Câmara aprova PL da Dosimetria com apoio decisivo do Centrão e votos de partidos do…

A madrugada desta quarta-feira (10) entrou para a história política recente do país. Sob um clima de tensão, articulações de última hora e olhares atentos nos painéis de votação, o plenário da Câmara dos Deputados aprovou o projeto de lei que reduz as penas dos envolvidos na trama golpista e nos atos antidemocráticos de 8 de Janeiro.

Conhecido como “PL da Dosimetria”, o texto passou com 291 votos favoráveis e 148 contrários, selando uma das decisões mais controversas do Congresso neste ano. Com a aprovação, o projeto segue agora para o Senado Federal — levando consigo impactos diretos sobre o futuro jurídico de figuras centrais da política nacional, entre elas o ex-presidente Jair Bolsonaro (PL).

O coração do projeto

O foco da proposta é alterar a forma de cálculo das penas impostas aos condenados. Em vez de somar condenações de forma cumulativa, o texto estabelece critérios, percentuais mínimos de cumprimento e novas regras para progressão de regime.

Para evitar o que o relator classificou como “insegurança jurídica”, o projeto deixa explícito que a remição da pena pode ser compatível com prisão domiciliar, um ponto que provocou reações imediatas nos bastidores e nas redes sociais.

Pelo texto aprovado, pessoas condenadas por “exercer o comando, individual ou coletivo, de organização criminosa estruturada para a prática de crime hediondo ou equiparado” deverão cumprir ao menos 50% da pena.

É justamente nesse enquadramento que se encaixa Jair Bolsonaro, condenado pelo Supremo Tribunal Federal a 27 anos e 3 meses de prisão, com agravante por liderança de organização criminosa. A mudança no cálculo pode significar uma redução significativa no tempo efetivo de encarceramento.

A decisão que pegou o governo de surpresa

A inclusão do projeto na pauta foi anunciada poucas horas antes da votação pelo presidente da Câmara, Hugo Motta (Republicanos-PB), após reunião do colégio de líderes. Segundo ele, o tema já dominava os debates internos da Casa ao longo de todo o ano.

“Nada mais natural do que chegarmos ao final do ano com a posição final da Casa”, afirmou Motta, tentando dar um tom de normalidade a uma decisão que incendiou os bastidores políticos.

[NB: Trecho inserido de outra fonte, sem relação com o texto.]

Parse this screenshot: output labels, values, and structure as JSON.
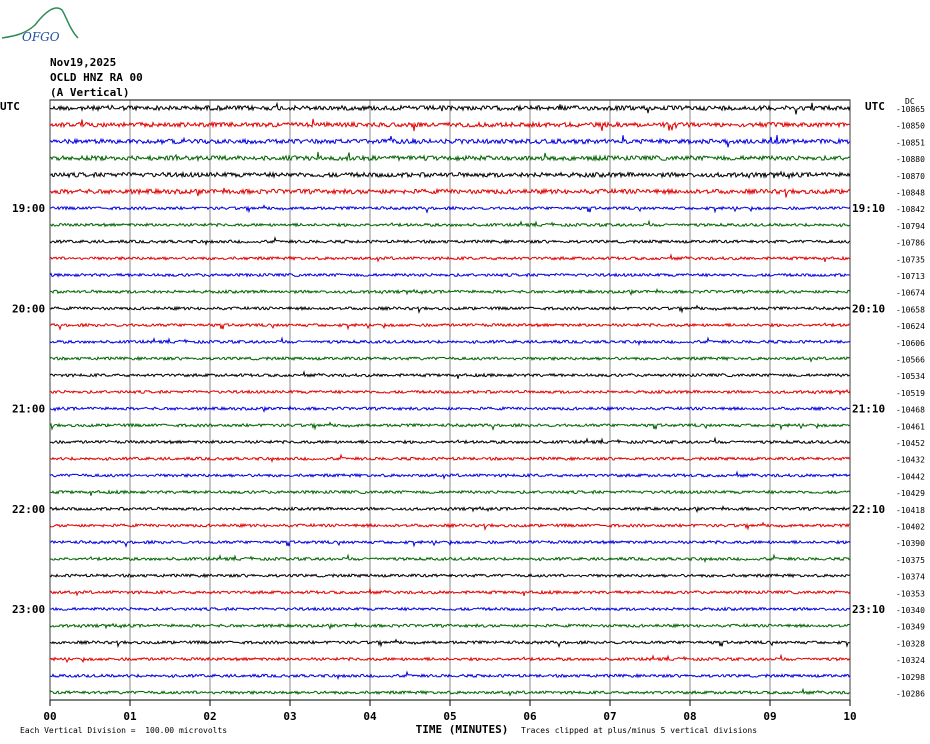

Mas o gesto teve custo. Parlamentares da base governista reagiram com indignação, alegando que o Planalto não havia sido avisado previamente. Mesmo após encontro com a ministra das Relações Institucionais, Gleisi Hoffmann, na véspera, a inclusão do projeto foi vista como um movimento unilateral.

Como revelou a CNN Brasil, o presidente Luiz Inácio Lula da Silva (PT) foi pego de surpresa. Aliados próximos consideraram que faltou transparência por parte da presidência da Câmara em uma pauta de tamanho impacto institucional.

Um caminho construído sob pressão

O avanço do projeto começou ainda em setembro, quando o plenário aprovou a urgência de uma proposta que previa anistia aos condenados pelos atos antidemocráticos, de autoria do deputado Marcelo Crivella (Republicanos-RJ).

A relatoria ficou com Paulinho da Força, que iniciou um intenso périplo político em busca de consenso. Partidos do Centrão passaram a defender uma revisão das penas como alternativa viável diante da resistência à anistia total.

O relator, porém, enfrentou fogo cruzado. Governistas rejeitavam qualquer mudança. Já aliados mais fiéis de Bolsonaro exigiam uma “anistia ampla, total e irrestrita”, descartando inicialmente qualquer proposta intermediária.

O acordo silencioso

A votação desta terça-feira só foi possível após um acordo de bastidores entre Hugo Motta e o PL, que garantiu a votação sem apresentação de destaques — manobra decisiva para evitar atrasos ou alterações no texto.

Para o líder da bancada liberal, a aprovação representa apenas o começo:
“Este é um primeiro degrau”, afirmou, sinalizando que o objetivo final continua sendo a anistia completa.

Um Congresso dividido, um país atento

A aprovação do PL da Dosimetria expôs, mais uma vez, as fraturas profundas do Congresso e reacendeu o debate sobre punição, responsabilização e memória democrática.

Enquanto o texto avança para o Senado, o país observa em silêncio — consciente de que a decisão tomada na madrugada pode redesenhar não apenas penas, mas o rumo político e institucional dos próximos anos.